What changed was the advent of realistic Labour leaders, namely Lange and Douglas, Hawke and Keating, and Tony Blair. They threw off their party's debilitating union influence, acknowledged the failure of their socialist ideology and embraced the market economy, substituting the meaningless term of "social democrats" rather than socialists to henceforth describe themselves. The British and Australian labour governments then ruled for 13 years but Lange's subsequent change of heart created an irreparable schism which cut short a well deserved longer stint.
There's no popular support in all three countries for a return to a high taxes, big government socialist order, other than from the no-hoper entitlement to live off others sector, which is why it's extraordinary that Cunliffe should expound these propositions and have the gall to label them progressive. Perhaps he was influenced by the election of a nondescript individual as French President, who exploiting the politics of envy, promised punitive taxes on higher incomes. "You're welcome here," London mayor Boris Johnson told them and they came, and also went elsewhere. The President, now polling the lowest of any in French history, intends reversing the policy with a low tax regime to attract the job creators back in an endeavour to fix the moribund economy.
I know someone who, through much hard work, became wealthy in the last few years. He has a sentimental historic attachment to the Labour Party, as do many affluent individuals and he was planning a six-figure donation this year, chuffed at his new-found capability to do so. But he was outraged after hearing a Cunliffe interview following the leadership race. "Will you raise taxes on higher incomes?" Cunliffe was asked. "You betcha," the new leader exclaimed with gusto. My acquaintance was angry, for as he said, "I've worked my butt off and the tone of Cunliffe's enthusiasm to punish me for this was sickening."
"Will you now vote National?" I teased, knowing he'd never hitherto done so. "You betcha," he exclaimed.
We're now threatened with a disheartened wreckage of a Labour opposition, reflected by the head office-imposed, mostly tokenist no-names in their mediocre new candidates list.

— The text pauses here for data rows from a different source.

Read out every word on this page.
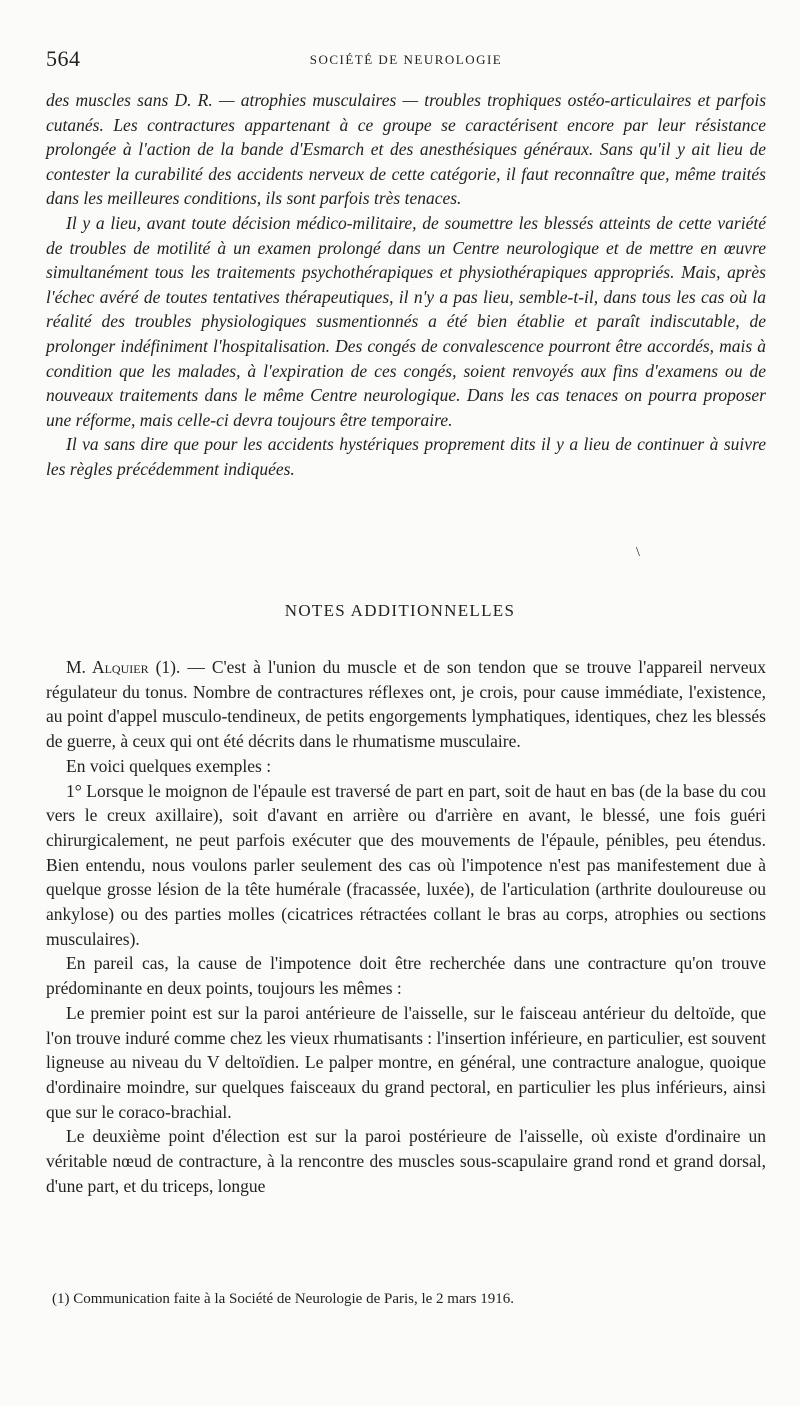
564	SOCIÉTÉ DE NEUROLOGIE

des muscles sans D. R. — atrophies musculaires — troubles trophiques ostéo-articulaires et parfois cutanés. Les contractures appartenant à ce groupe se caractérisent encore par leur résistance prolongée à l'action de la bande d'Esmarch et des anesthésiques généraux. Sans qu'il y ait lieu de contester la curabilité des accidents nerveux de cette catégorie, il faut reconnaître que, même traités dans les meilleures conditions, ils sont parfois très tenaces.

Il y a lieu, avant toute décision médico-militaire, de soumettre les blessés atteints de cette variété de troubles de motilité à un examen prolongé dans un Centre neurologique et de mettre en œuvre simultanément tous les traitements psychothérapiques et physiothérapiques appropriés. Mais, après l'échec avéré de toutes tentatives thérapeutiques, il n'y a pas lieu, semble-t-il, dans tous les cas où la réalité des troubles physiologiques susmentionnés a été bien établie et paraît indiscutable, de prolonger indéfiniment l'hospitalisation. Des congés de convalescence pourront être accordés, mais à condition que les malades, à l'expiration de ces congés, soient renvoyés aux fins d'examens ou de nouveaux traitements dans le même Centre neurologique. Dans les cas tenaces on pourra proposer une réforme, mais celle-ci devra toujours être temporaire.

Il va sans dire que pour les accidents hystériques proprement dits il y a lieu de continuer à suivre les règles précédemment indiquées.

\
NOTES ADDITIONNELLES

M. Alquier (1). — C'est à l'union du muscle et de son tendon que se trouve l'appareil nerveux régulateur du tonus. Nombre de contractures réflexes ont, je crois, pour cause immédiate, l'existence, au point d'appel musculo-tendineux, de petits engorgements lymphatiques, identiques, chez les blessés de guerre, à ceux qui ont été décrits dans le rhumatisme musculaire.

En voici quelques exemples :

1° Lorsque le moignon de l'épaule est traversé de part en part, soit de haut en bas (de la base du cou vers le creux axillaire), soit d'avant en arrière ou d'arrière en avant, le blessé, une fois guéri chirurgicalement, ne peut parfois exécuter que des mouvements de l'épaule, pénibles, peu étendus. Bien entendu, nous voulons parler seulement des cas où l'impotence n'est pas manifestement due à quelque grosse lésion de la tête humérale (fracassée, luxée), de l'articulation (arthrite douloureuse ou ankylose) ou des parties molles (cicatrices rétractées collant le bras au corps, atrophies ou sections musculaires).

En pareil cas, la cause de l'impotence doit être recherchée dans une contracture qu'on trouve prédominante en deux points, toujours les mêmes :

Le premier point est sur la paroi antérieure de l'aisselle, sur le faisceau antérieur du deltoïde, que l'on trouve induré comme chez les vieux rhumatisants : l'insertion inférieure, en particulier, est souvent ligneuse au niveau du V deltoïdien. Le palper montre, en général, une contracture analogue, quoique d'ordinaire moindre, sur quelques faisceaux du grand pectoral, en particulier les plus inférieurs, ainsi que sur le coraco-brachial.

Le deuxième point d'élection est sur la paroi postérieure de l'aisselle, où existe d'ordinaire un véritable nœud de contracture, à la rencontre des muscles sous-scapulaire grand rond et grand dorsal, d'une part, et du triceps, longue

(1) Communication faite à la Société de Neurologie de Paris, le 2 mars 1916.
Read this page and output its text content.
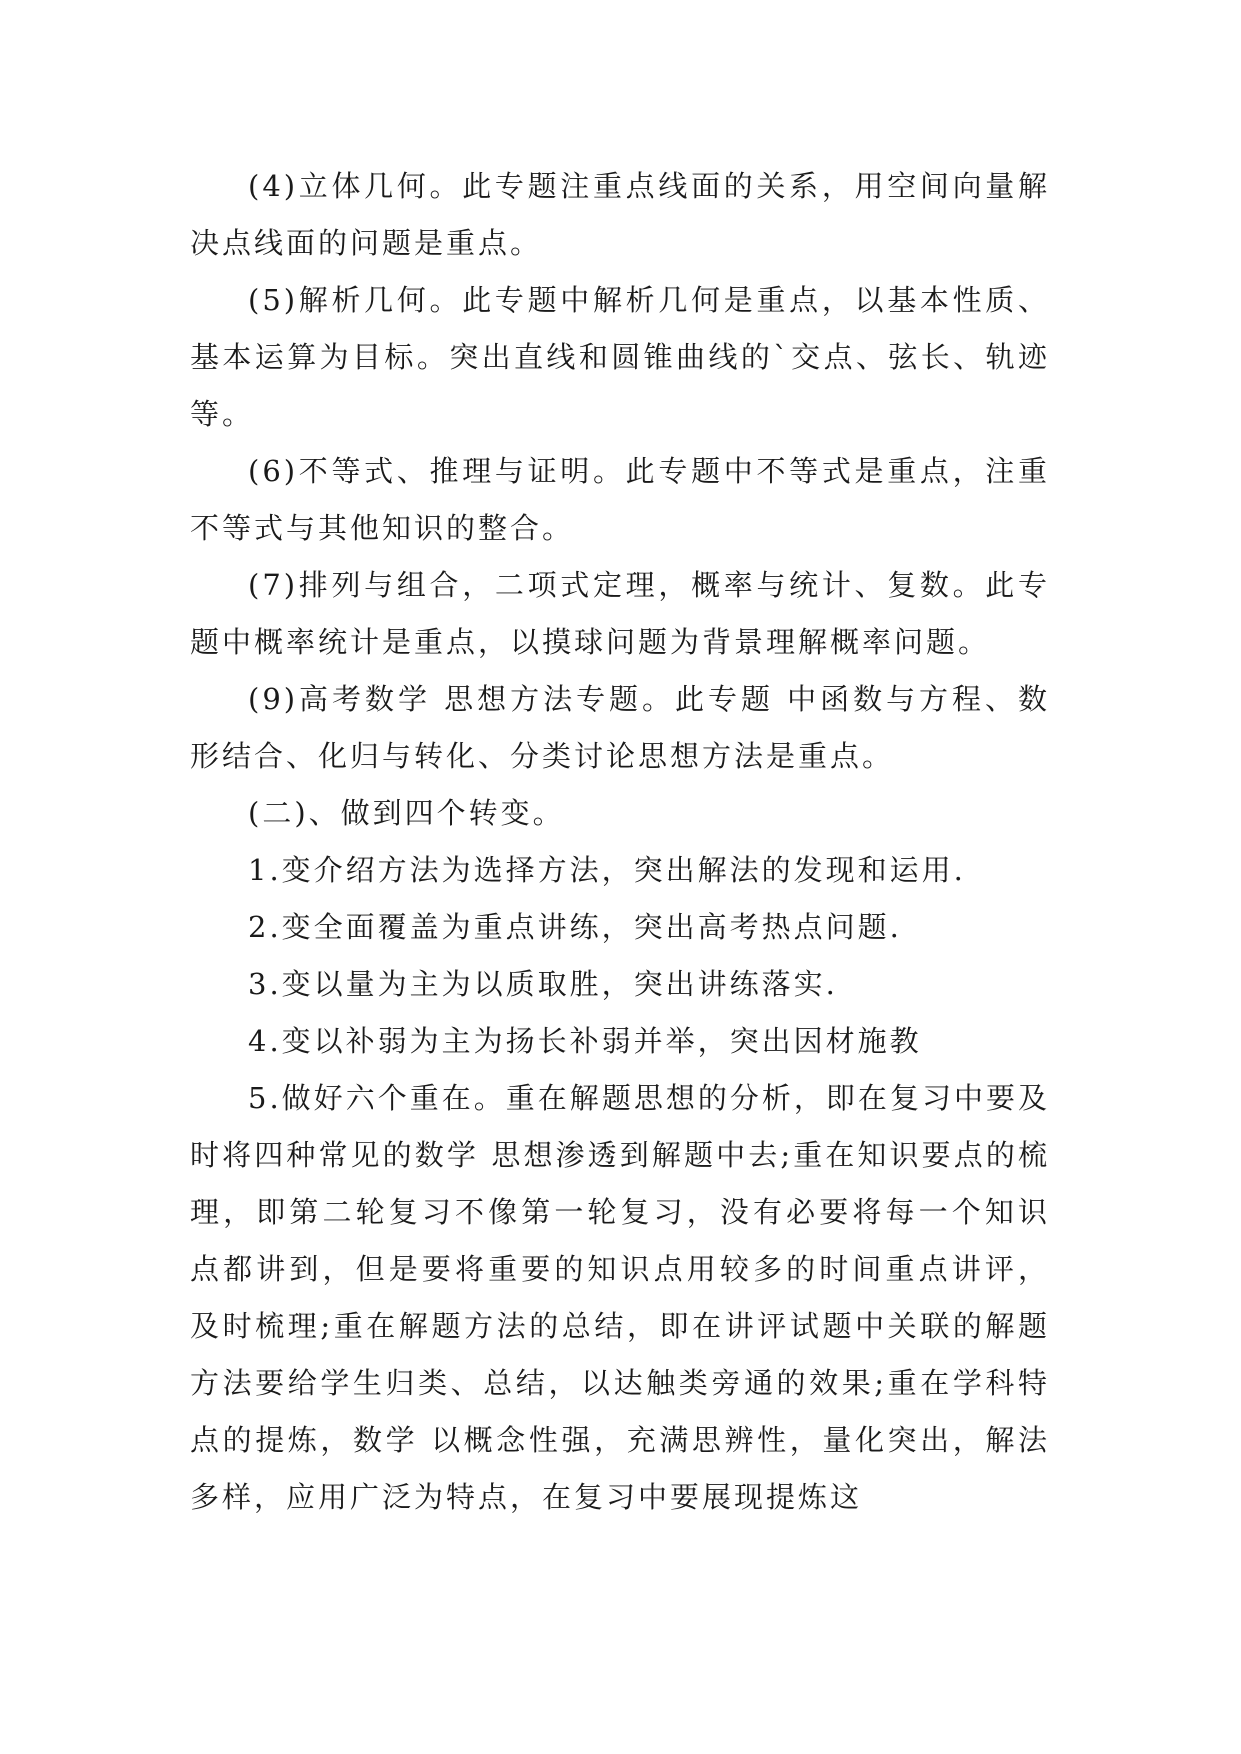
(4)立体几何。此专题注重点线面的关系，用空间向量解决点线面的问题是重点。

(5)解析几何。此专题中解析几何是重点，以基本性质、基本运算为目标。突出直线和圆锥曲线的`交点、弦长、轨迹等。

(6)不等式、推理与证明。此专题中不等式是重点，注重不等式与其他知识的整合。

(7)排列与组合，二项式定理，概率与统计、复数。此专题中概率统计是重点，以摸球问题为背景理解概率问题。

(9)高考数学 思想方法专题。此专题 中函数与方程、数形结合、化归与转化、分类讨论思想方法是重点。

(二)、做到四个转变。

1.变介绍方法为选择方法，突出解法的发现和运用.

2.变全面覆盖为重点讲练，突出高考热点问题.

3.变以量为主为以质取胜，突出讲练落实.

4.变以补弱为主为扬长补弱并举，突出因材施教

5.做好六个重在。重在解题思想的分析，即在复习中要及时将四种常见的数学 思想渗透到解题中去;重在知识要点的梳理，即第二轮复习不像第一轮复习，没有必要将每一个知识点都讲到，但是要将重要的知识点用较多的时间重点讲评，及时梳理;重在解题方法的总结，即在讲评试题中关联的解题方法要给学生归类、总结，以达触类旁通的效果;重在学科特点的提炼，数学 以概念性强，充满思辨性，量化突出，解法多样，应用广泛为特点，在复习中要展现提炼这
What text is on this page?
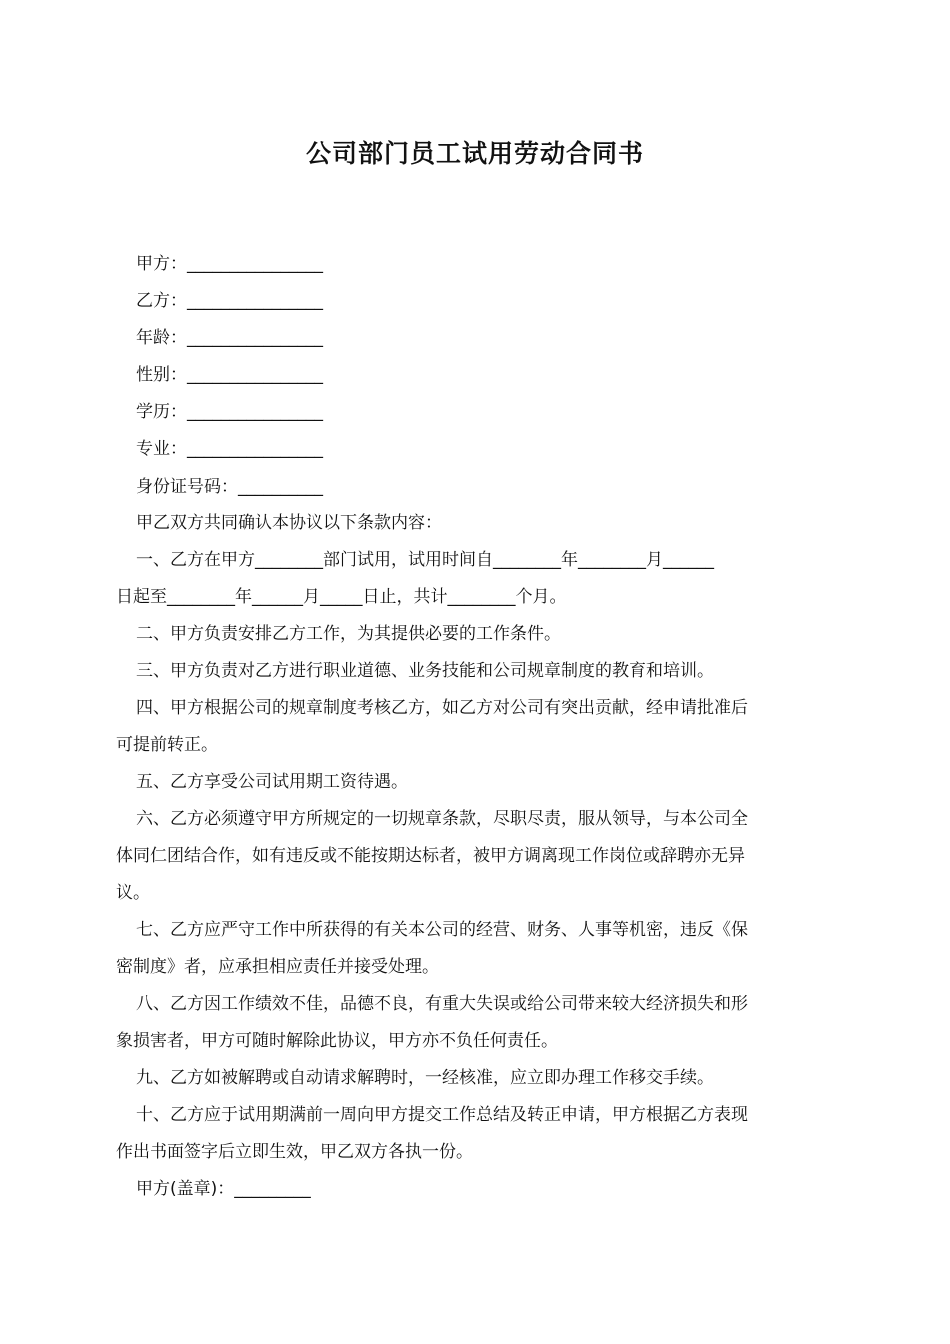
公司部门员工试用劳动合同书
甲方：________________
乙方：________________
年龄：________________
性别：________________
学历：________________
专业：________________
身份证号码：__________

甲乙双方共同确认本协议以下条款内容：

一、乙方在甲方________部门试用，试用时间自________年________月______

日起至________年______月_____日止，共计________个月。

二、甲方负责安排乙方工作，为其提供必要的工作条件。

三、甲方负责对乙方进行职业道德、业务技能和公司规章制度的教育和培训。

四、甲方根据公司的规章制度考核乙方，如乙方对公司有突出贡献，经申请批准后

可提前转正。

五、乙方享受公司试用期工资待遇。

六、乙方必须遵守甲方所规定的一切规章条款，尽职尽责，服从领导，与本公司全

体同仁团结合作，如有违反或不能按期达标者，被甲方调离现工作岗位或辞聘亦无异

议。

七、乙方应严守工作中所获得的有关本公司的经营、财务、人事等机密，违反《保

密制度》者，应承担相应责任并接受处理。

八、乙方因工作绩效不佳，品德不良，有重大失误或给公司带来较大经济损失和形

象损害者，甲方可随时解除此协议，甲方亦不负任何责任。

九、乙方如被解聘或自动请求解聘时，一经核准，应立即办理工作移交手续。

十、乙方应于试用期满前一周向甲方提交工作总结及转正申请，甲方根据乙方表现

作出书面签字后立即生效，甲乙双方各执一份。

甲方(盖章)：_________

National is laying off Cunliffe, fearful that the caucus will remove him, but they must. As in 1990 with Mike Moore they should persuade someone such as Annette King to lead them into the election, if only to save the party. She's likeable, competent and a highly effective campaigner. Most important, she'd recapture the women's vote which deserted Labour in droves after Cunliffe was foisted on the party.
Cunliffe insulted his caucus colleagues, implying any who opposed him were scabs. A scab is someone who goes against the group. The group in this case is the Labour Party, not him.
He should go with dignity for the sake of his party.
The sooner they replace him and also change their management structure, the better, not just for Labour, but more importantly, for the system.